En el fondo de la sala, haciendo frente a la tarima, había una serie de sillas mezcladas, traídas probablemente de despachos vecinos ante la demanda sin precedentes de asientos; en una de ellas pudo Oliver sentarse. La gente seguía entrando y se apiñaban de pie en los rincones. A las dos menos cinco las puertas se cerraron. Oliver miró a su alrededor. Primero, la gente a lo largo de las mesas. Hombres de facciones irregulares, la mayoría de media edad. Algunos de ellos con sombrero de fieltro, que dejaban sobre la mesa, frente a ellos; otros, con hongos que se echaban atrás. Los de sombrero blando fumaban en pipa; los de los hongos, tenían más tendencia a fumar cigarrillos o cigarros. ¿Coleccionistas o comerciantes? Estaban sentados hojeando los catálogos de las colecciones en venta, echando bocanadas de humo, mirando a través de las lupas y midiendo los taladros con reglas de bolsillo. Reinaba un profundo silencio.
—¿Quién es aquella gente del otro extremo de la sala? —preguntó Oliver a su vecino de la izquierda, un hombre de Lancashire, en el tono bajo que se usa para dirigirse a un guía en una catedral.
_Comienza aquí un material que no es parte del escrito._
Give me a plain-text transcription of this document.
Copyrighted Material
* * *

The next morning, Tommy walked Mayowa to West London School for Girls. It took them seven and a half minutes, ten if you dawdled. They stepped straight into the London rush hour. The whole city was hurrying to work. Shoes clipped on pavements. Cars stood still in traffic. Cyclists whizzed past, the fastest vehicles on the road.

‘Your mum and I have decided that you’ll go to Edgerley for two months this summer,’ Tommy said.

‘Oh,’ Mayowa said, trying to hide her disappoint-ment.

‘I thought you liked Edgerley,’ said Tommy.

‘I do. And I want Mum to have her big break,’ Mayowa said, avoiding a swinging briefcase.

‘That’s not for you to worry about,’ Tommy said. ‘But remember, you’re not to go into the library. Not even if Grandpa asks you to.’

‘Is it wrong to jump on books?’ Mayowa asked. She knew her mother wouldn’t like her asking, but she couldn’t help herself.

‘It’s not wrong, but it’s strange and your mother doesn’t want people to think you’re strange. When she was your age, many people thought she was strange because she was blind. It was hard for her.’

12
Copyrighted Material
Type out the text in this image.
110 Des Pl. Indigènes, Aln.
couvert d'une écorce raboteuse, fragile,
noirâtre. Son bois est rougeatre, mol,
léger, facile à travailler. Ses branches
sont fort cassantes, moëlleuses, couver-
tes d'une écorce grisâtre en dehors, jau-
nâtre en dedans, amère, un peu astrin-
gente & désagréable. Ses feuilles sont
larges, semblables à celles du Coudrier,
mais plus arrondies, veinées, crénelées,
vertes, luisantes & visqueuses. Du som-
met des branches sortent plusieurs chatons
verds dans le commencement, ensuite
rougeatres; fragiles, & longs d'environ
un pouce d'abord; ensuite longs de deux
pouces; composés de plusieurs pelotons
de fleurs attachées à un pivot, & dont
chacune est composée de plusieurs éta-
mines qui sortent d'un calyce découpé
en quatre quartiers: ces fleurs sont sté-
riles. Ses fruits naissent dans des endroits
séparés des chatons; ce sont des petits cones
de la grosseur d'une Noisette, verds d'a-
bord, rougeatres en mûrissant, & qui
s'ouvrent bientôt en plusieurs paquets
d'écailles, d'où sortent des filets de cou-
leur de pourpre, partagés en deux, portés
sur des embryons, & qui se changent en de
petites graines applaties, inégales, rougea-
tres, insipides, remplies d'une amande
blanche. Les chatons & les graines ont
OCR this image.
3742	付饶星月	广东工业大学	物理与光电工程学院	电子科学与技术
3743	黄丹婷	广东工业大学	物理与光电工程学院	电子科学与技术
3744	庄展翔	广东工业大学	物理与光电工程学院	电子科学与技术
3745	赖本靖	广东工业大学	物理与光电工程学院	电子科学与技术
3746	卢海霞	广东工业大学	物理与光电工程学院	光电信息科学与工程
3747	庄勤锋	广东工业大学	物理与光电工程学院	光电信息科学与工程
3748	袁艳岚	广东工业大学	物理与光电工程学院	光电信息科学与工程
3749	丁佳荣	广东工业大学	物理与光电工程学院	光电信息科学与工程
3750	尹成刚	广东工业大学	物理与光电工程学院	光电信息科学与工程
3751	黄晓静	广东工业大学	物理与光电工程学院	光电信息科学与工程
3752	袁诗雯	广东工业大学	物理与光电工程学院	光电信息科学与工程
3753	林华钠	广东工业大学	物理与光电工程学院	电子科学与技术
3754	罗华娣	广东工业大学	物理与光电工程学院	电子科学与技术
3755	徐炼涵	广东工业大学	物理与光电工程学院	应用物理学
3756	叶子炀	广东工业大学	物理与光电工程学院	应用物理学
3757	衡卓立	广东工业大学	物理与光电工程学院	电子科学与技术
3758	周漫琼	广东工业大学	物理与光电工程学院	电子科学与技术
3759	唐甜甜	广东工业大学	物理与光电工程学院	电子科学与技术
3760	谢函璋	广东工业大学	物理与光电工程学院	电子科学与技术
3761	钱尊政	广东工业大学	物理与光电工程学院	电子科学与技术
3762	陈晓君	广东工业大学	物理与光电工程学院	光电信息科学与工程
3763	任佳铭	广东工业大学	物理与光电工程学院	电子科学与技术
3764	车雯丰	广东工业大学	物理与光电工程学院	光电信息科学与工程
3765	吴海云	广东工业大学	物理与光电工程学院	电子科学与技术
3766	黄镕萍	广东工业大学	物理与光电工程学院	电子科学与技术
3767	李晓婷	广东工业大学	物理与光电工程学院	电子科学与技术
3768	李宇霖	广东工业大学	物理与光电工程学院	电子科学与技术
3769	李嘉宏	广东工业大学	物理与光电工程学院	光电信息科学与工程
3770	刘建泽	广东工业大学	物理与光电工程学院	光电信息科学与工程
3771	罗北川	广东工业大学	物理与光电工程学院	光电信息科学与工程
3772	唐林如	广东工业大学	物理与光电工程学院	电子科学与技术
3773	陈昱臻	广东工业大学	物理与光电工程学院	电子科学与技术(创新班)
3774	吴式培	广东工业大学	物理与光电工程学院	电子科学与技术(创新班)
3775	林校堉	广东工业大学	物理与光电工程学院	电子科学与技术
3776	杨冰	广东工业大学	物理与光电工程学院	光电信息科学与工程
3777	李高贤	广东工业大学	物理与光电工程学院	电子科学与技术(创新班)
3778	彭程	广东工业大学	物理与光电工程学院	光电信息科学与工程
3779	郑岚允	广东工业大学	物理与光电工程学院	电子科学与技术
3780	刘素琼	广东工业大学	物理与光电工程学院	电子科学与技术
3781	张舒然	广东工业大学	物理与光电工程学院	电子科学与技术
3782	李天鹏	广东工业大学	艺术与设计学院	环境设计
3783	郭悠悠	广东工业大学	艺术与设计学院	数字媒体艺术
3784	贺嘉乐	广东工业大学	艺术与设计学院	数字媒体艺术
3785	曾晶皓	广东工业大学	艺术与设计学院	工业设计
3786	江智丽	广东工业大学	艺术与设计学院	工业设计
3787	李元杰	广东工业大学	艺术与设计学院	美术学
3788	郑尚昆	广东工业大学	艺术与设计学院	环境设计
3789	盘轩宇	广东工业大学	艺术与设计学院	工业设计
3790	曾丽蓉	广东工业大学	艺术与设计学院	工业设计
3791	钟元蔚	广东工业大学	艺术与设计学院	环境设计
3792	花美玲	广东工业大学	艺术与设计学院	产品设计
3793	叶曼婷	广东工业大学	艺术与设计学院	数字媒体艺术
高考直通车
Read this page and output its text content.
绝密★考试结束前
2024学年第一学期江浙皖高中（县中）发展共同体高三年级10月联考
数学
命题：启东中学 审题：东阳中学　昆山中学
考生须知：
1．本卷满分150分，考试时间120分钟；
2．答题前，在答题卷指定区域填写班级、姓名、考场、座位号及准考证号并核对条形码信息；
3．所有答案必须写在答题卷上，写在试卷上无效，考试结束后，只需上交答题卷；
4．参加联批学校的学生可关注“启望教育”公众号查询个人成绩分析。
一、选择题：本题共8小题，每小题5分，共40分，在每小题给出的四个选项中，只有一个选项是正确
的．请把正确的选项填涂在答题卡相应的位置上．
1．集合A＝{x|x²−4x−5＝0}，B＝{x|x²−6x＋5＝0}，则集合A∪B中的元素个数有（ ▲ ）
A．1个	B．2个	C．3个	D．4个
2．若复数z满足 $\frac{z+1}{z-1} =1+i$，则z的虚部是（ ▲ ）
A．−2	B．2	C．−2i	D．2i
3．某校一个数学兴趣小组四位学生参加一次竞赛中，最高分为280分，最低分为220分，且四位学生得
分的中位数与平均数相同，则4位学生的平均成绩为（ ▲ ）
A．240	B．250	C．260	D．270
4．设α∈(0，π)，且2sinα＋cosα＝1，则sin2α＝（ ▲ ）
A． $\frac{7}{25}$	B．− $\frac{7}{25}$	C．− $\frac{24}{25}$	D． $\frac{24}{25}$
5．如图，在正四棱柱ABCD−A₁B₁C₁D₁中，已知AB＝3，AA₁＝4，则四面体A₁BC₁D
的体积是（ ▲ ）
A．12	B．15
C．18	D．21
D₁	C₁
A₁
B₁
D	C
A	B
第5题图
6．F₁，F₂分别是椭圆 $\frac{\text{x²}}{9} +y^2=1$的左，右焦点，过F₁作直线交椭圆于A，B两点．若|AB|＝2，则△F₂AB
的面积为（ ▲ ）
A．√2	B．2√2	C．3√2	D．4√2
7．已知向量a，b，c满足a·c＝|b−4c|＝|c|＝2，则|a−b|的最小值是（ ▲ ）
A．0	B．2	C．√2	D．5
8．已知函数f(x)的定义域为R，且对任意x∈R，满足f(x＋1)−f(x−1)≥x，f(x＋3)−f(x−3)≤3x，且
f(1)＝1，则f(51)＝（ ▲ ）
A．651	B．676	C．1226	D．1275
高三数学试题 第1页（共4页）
—Agentes comisionados; compran sellos a comisión para clientes ausentes.
—¡Oh!, gracias.
Se levantó niebla, así que se corrieron las cortinas y se encendieron las luces. Las lámparas tenían pantallas verdes y la habitación empezó a adquirir un aspecto agradable. Aparecieron cuatro muchachitas con uniformes verdes. La gente sentada en las hileras de atrás eran una mescolanza, igual que las sillas. Abundaban los hombres mal vestidos; algunos de ellos a juzgar por su indumentaria, podían ser empleados de la City. Pocas mujeres. Tres, para ser exactos. Una de ellas, delgada, con traje sastre y gafas de concha, probable propietaria de un galgo ruso; una monja con una gran cruz de oro; y una mujer joven de luto riguroso y con velo.
—¿Vienen muchas monjas aquí? —le preguntó Oliver a su vecino.
—No muchas, que yo sepa. Creo que aquella de allá es la superiora de un convento del Surrey. Encontraron un paquete de viejas cartas en una fundación de la Orden, en Italia. Mr. Harrow fue a verlas y quedó asombrado. La más bella colección de la Toscana 1851-52 y 1857-59 y un bello lote de la emisión del año 1860. ¡Vaya golpe de suerte!, ¿eh? La joya es un 2 soldi, rojo ladrillo y la plancha de valor invertida. ¿Qué le parece? Su precio no bajará de las quinientas libras.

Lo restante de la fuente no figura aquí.